Она внушала ему: он — Гений, даже неземной Гений, и она на коленях перед ним. Писала ему: Бог радуется на него, и все самое прекрасное в Руси — в нем, и это прекрасное есть мировое. Ее восхищало, что его произведения полны любви, даже в «Солнце мертвых» нет злобы. Она обращалась к нему «Ангел мой».
Он таил свои чувства от людей. Но по его письмам Ильин догадался о многом. Серов, услышав от Шмелева рассказ о том, какая она чудесная, советовал ему хранить это счастье и быть нежным.
К 1942 году было издано около сорока томов — и в России, и в эмиграции — произведений Шмелева на разных языках, включая японский и китайский. В русской литературе и в целом в русской гуманитарной мысли он занимал одно из лидирующих положений. Архимандрит Иоанн называл Иванову-Разумнику в письме от 11 июня 1942 года главные, по его мнению, писательские силы эмиграции: Бунин, Шмелев, Зайцев, Ходасевич, Гиппиус, Мережковский. Но Ходасевича и Мережковского уже не было на этом свете: «Сейчас узнал: сегодня утром (7-го) умер Д. С. Мережковский, 76 лет. Вдруг??»[512] — писал Шмелев Бредиус-Субботиной в декабре 1941 года. Б. Зайцев записал рассказ З. Н. Гиппиус о кончине мужа:
Но в субботу совсем был здоров… как обычно. Утром занимался два часа, потом завтракал… да, потом прилег на диванчике. Днем ходили в кондитерскую, он пирожки любил. Вернулись, пообедали… да, все как обычно. Вечером читал, лег в час с чем-то. Я зашла с ним проститься, всегда это делаю… Мы ведь пятьдесят два года вместе, и ни на один день… не расставались ни на один день. Так вот, я присела к нему на постель, потом поцеловала, перекрестила и пошла… ну, к себе. Заснула. А утром меня femme de menáge будит: «Madame, идите, Monsieur… ему плохо». Я прибежала, он в халате, в кресле, тяжело дышит… хрипит. И без сознания. Вот. Доктора сейчас же позвали — он сказал: tres grave. А Дмитрий уже и скончался. Нет, он не страдал[513].

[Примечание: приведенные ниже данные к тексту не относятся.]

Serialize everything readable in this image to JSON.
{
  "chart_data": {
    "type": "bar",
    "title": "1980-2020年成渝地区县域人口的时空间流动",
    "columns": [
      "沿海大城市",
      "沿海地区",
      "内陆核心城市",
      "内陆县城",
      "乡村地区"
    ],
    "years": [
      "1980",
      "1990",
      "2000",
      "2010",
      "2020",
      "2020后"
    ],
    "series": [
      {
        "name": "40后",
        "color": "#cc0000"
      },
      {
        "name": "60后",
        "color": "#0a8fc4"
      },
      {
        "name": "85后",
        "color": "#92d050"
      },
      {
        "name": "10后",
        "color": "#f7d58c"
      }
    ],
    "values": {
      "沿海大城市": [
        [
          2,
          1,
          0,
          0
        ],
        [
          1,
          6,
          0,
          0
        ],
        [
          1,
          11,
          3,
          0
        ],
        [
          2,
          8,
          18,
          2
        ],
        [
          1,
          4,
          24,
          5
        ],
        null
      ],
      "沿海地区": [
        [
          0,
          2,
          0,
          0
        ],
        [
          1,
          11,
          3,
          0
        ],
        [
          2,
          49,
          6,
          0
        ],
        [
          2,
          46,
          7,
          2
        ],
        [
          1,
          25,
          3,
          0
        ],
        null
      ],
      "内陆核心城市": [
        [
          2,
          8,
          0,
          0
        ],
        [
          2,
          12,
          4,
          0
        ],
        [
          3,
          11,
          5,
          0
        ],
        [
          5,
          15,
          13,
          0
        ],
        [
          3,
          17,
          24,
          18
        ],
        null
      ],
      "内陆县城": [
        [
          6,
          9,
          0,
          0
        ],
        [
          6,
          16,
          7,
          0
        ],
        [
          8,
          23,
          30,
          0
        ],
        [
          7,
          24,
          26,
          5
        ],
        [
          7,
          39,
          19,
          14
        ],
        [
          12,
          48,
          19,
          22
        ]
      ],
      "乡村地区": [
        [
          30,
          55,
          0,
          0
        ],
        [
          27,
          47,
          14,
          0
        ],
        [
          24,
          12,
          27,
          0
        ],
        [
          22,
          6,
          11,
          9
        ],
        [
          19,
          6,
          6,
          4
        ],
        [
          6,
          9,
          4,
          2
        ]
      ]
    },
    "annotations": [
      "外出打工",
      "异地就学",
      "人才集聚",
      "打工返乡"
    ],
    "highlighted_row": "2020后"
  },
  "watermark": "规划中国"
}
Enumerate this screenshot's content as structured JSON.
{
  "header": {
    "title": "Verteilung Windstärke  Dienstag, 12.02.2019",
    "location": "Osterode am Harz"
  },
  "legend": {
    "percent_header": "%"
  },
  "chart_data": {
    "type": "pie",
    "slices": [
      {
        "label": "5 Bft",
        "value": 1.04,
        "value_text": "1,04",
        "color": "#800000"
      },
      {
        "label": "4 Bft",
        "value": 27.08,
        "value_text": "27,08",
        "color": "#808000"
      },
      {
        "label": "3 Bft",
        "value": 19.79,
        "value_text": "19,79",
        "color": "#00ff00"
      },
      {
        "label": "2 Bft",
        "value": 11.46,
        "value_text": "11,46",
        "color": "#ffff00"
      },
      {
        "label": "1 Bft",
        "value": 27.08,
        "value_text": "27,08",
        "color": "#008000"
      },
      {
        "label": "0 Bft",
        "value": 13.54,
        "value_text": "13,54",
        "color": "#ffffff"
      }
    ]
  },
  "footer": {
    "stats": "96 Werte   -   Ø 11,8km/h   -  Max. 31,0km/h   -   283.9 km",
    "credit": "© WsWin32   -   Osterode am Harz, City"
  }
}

Смерть Мережковского обострила у старшего поколения писателей ощущение ухода — не своего, а литературы… и смены нет… и, как Зайцев заметил, высокой выработки тоже нет…
В январе 1942 года, в день православного Рождества, Шмелев был на меценатском завтраке в ресторане «Москва». Там были «останки писательства, искусства», и он долго выступал и был поражен тем, для скольких он близок. «Не ждал, — я полагал, что мое идет в гущу русскую-эмигрантскую… а тут видишь, что захвачены… все… — вплоть до… левых в искусстве, до бывших снобов, эстетов, символистов! И можешь себе вообразить, что мои „простые“, моя „нянька“, мой „Горкин“… — близки этим. Вот не думал-то!»[514] — писал он Бредиус-Субботиной 10 января 1942 года. И все же единства между главными силами не было, а снобизма у «эстетов» с годами не убавилось. 21 июня в зале Русской консерватории проходили чтения Шмелева. Собралось много народу, были Тэффи, Зайцев, Карташев, Сургучев. Многим из присутствующих было уже за шестьдесят. Вот запись Н. Берберовой в «Черной тетради»: «Читал Шмелев, как читали в провинции до Чехова: с выкриками и бормотаньем, по-актерски. Читал захолустное, елейное, о крестных ходах и севрюжине. Публика была в восторге и хлопала. Да будет тебе земля пухом, великая держава!»[515] Разногласия сохранялись. Но то, что вызывала иронию у Берберовой, то было дорого другим. В начале февраля Шмелева посетил князь А. Н. Волконский, его друг, и передал ему письмо от Великого князя Владимира Кирилловича, с 1938 года главы дома Романовых. В письме были слова восхищения «Богомольем». От Великого князя в 1942 году Шмелев получил и его фотографию с надписью «И. С. Шмелеву — глубоко русскому писателю». Шмелев писал Ольге Александровне 4 февраля 1942 года: «Романовы меня читают, любят: Ксения, Ольга тоже»[516].
Война, однако, отдалила от Шмелева многих. Даже Зайцева, творчески ему близкого. Как вспоминала Нина Берберова, этих двоих «развела политика во время немецкой оккупации»[517].